Hi Mike, I have just joined WT and have stumbled over your veritable goldmine of information on Gresley carriages, which I have been absorbing like blotting paper. It really is a brilliant resource and many thanks for posting all this information up.
One area I am puzzled by, and which you don’t seem to have covered yet, is footboards; their depth and width. Some seem to be full length along the whole solebar whilst others seem to be fitted just under the doors. What was the rule on these (I think I read somewhere that turnbuckle underframes had full length but angle iron a series of short ones to fit under the doors)? I should be very grateful for any help you could offer here.
Many thanks Mike and these drawings are all very helpful. In terms of the length of the solebar mounted footboards I seem to recall reading somewhere (maybe Michael Harris’s book on LNER carriages) that they were full length on turnbuckle fitted solebars (both sides?) but when angle iron was used the LNER shortened them to just be under the doors. I have seen images showing full length footboards on the compartment side on angle iron fitted carriages, so did that continue? I am sorry to keep firing questions at you but I am currently constructing some etched brass kits and want to try to get them as right as I can.

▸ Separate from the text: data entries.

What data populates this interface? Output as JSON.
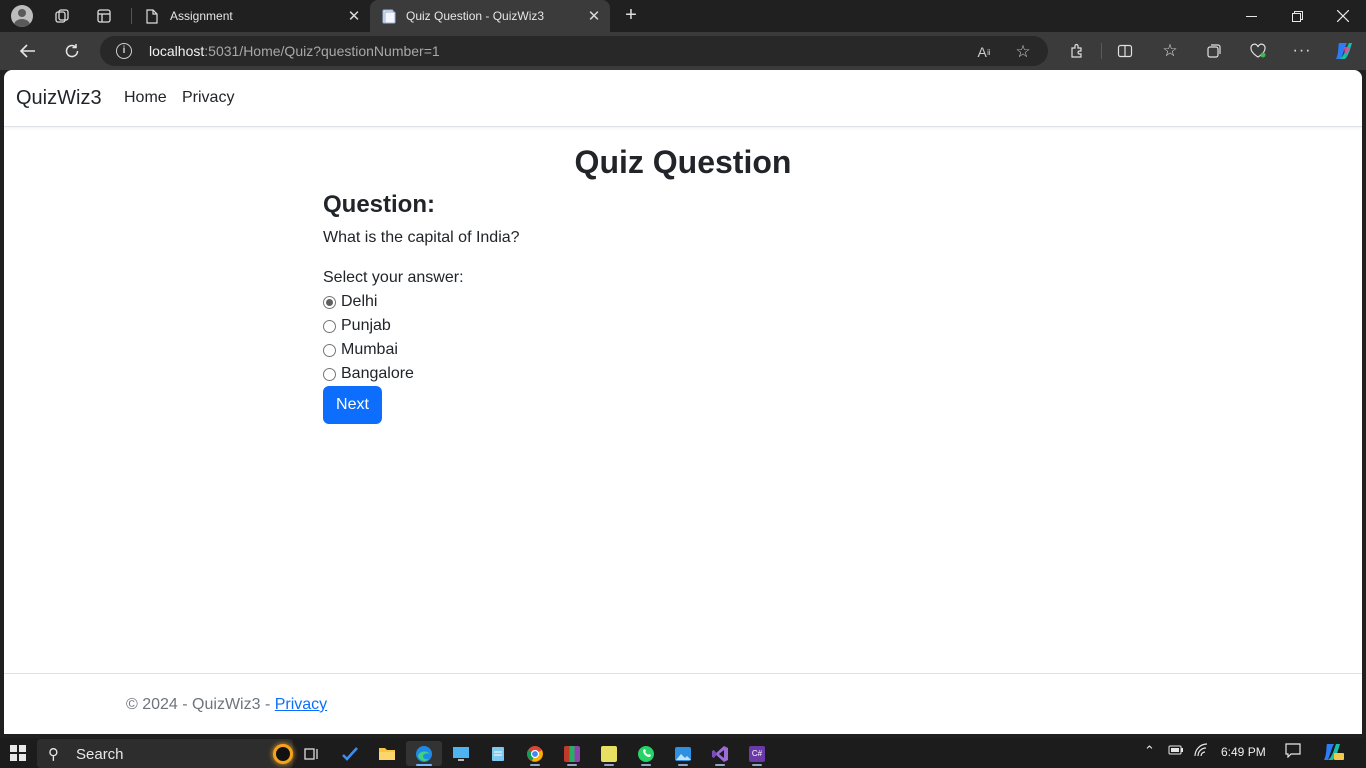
{
  "browser": {
    "tabs": [
      {
        "title": "Assignment",
        "active": false
      },
      {
        "title": "Quiz Question - QuizWiz3",
        "active": true
      }
    ],
    "address": {
      "host": "localhost",
      "path": ":5031/Home/Quiz?questionNumber=1"
    }
  },
  "site": {
    "brand": "QuizWiz3",
    "nav": [
      "Home",
      "Privacy"
    ]
  },
  "page": {
    "title": "Quiz Question",
    "question_heading": "Question:",
    "question_text": "What is the capital of India?",
    "select_label": "Select your answer:",
    "options": [
      {
        "label": "Delhi",
        "checked": true
      },
      {
        "label": "Punjab",
        "checked": false
      },
      {
        "label": "Mumbai",
        "checked": false
      },
      {
        "label": "Bangalore",
        "checked": false
      }
    ],
    "next_label": "Next"
  },
  "footer": {
    "text": "© 2024 - QuizWiz3 - ",
    "link": "Privacy"
  },
  "taskbar": {
    "search_label": "Search",
    "time": "6:49 PM"
  },
  "colors": {
    "primary": "#0d6efd",
    "browser_frame": "#202020",
    "taskbar": "#1c1c1c"
  }
}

When I was into building Gresley corridor 'wooden walls', available photos indicated that the pre-1930 Turnbuckle trussed underframes had full length running boards both sides and the earlier buffers. Angle-trussed underframes had full length running boards on the all-door compartment side only. Brake end coaches appeared to have a one piece running board at the luggage end and short footboards under the corridor passenger doors. However, by BR days the footboards were in short lengths under the guards door and a separate board under the twin luggage doors on some coaches.

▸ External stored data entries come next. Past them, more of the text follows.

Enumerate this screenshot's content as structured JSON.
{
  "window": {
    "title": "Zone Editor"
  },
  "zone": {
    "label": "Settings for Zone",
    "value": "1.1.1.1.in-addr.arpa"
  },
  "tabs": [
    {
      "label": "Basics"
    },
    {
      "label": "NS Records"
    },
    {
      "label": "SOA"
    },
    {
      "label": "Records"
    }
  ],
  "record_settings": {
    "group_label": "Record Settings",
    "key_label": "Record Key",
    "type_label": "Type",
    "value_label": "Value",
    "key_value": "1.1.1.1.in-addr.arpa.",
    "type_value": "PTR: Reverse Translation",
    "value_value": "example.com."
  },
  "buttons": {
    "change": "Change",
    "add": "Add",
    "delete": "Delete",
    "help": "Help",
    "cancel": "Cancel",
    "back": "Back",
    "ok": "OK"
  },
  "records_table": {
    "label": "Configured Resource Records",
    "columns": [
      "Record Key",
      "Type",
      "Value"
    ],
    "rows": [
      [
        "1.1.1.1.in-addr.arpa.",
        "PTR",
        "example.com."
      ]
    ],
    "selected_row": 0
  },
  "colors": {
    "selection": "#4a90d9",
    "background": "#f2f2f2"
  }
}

I went off photos in 'Gresley coaches' by M. Harris (David & Charles 1973). Also the later 'LNER Carriages by M. Harris (Thomas & Lochar 1993). Other good sources are the Jane's/ Ian Allan colour albums covering the E. Region.

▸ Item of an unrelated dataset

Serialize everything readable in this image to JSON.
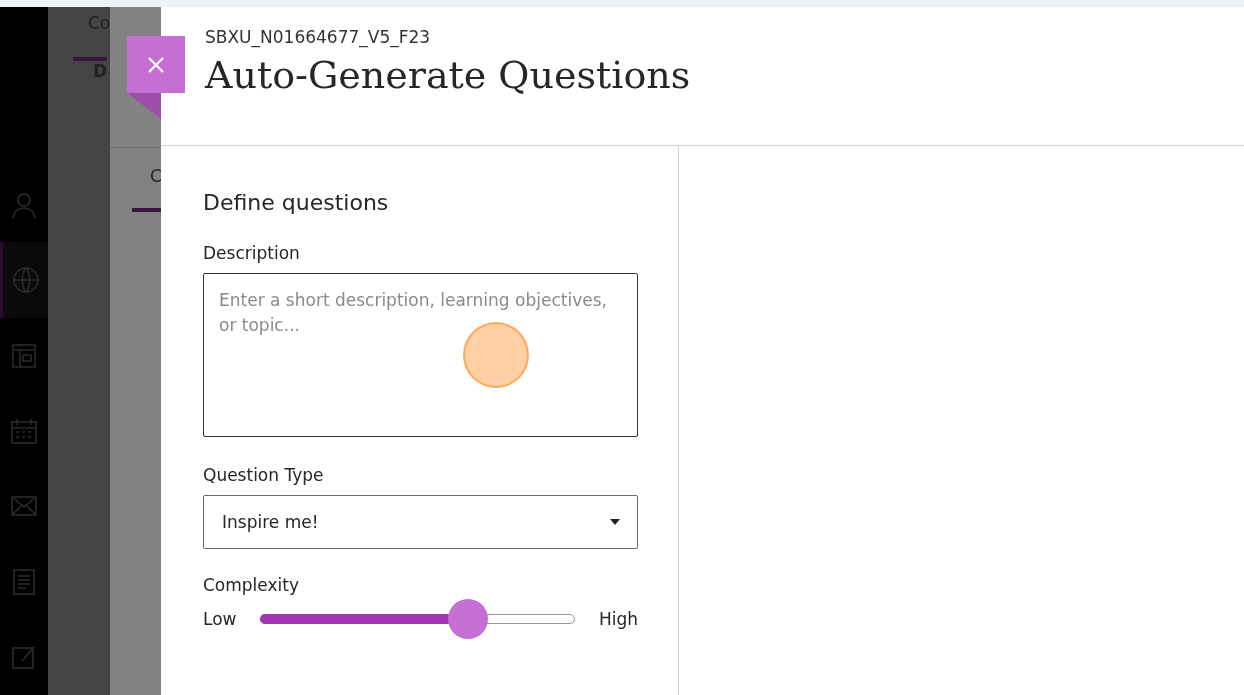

As I stated earlier it is very dangerous to make generalizations. On turnbuckle underframes there are end door vehicles with stepboards at the ends only and there are certainly 52'6" vehicles with individual stepboards. I suspect what you are referring to are vehicles with compartments featuring external doors to each compartment.
Thank you both for your helpful posts. I am building a Comet dia 130 corridor composite given to me as a present, but the under frame instructions and guidance are notable as much for what they don’t say as what they do. I will proceed on the basis of a full length footboard on the compartment side and four individual ones on the corridor side.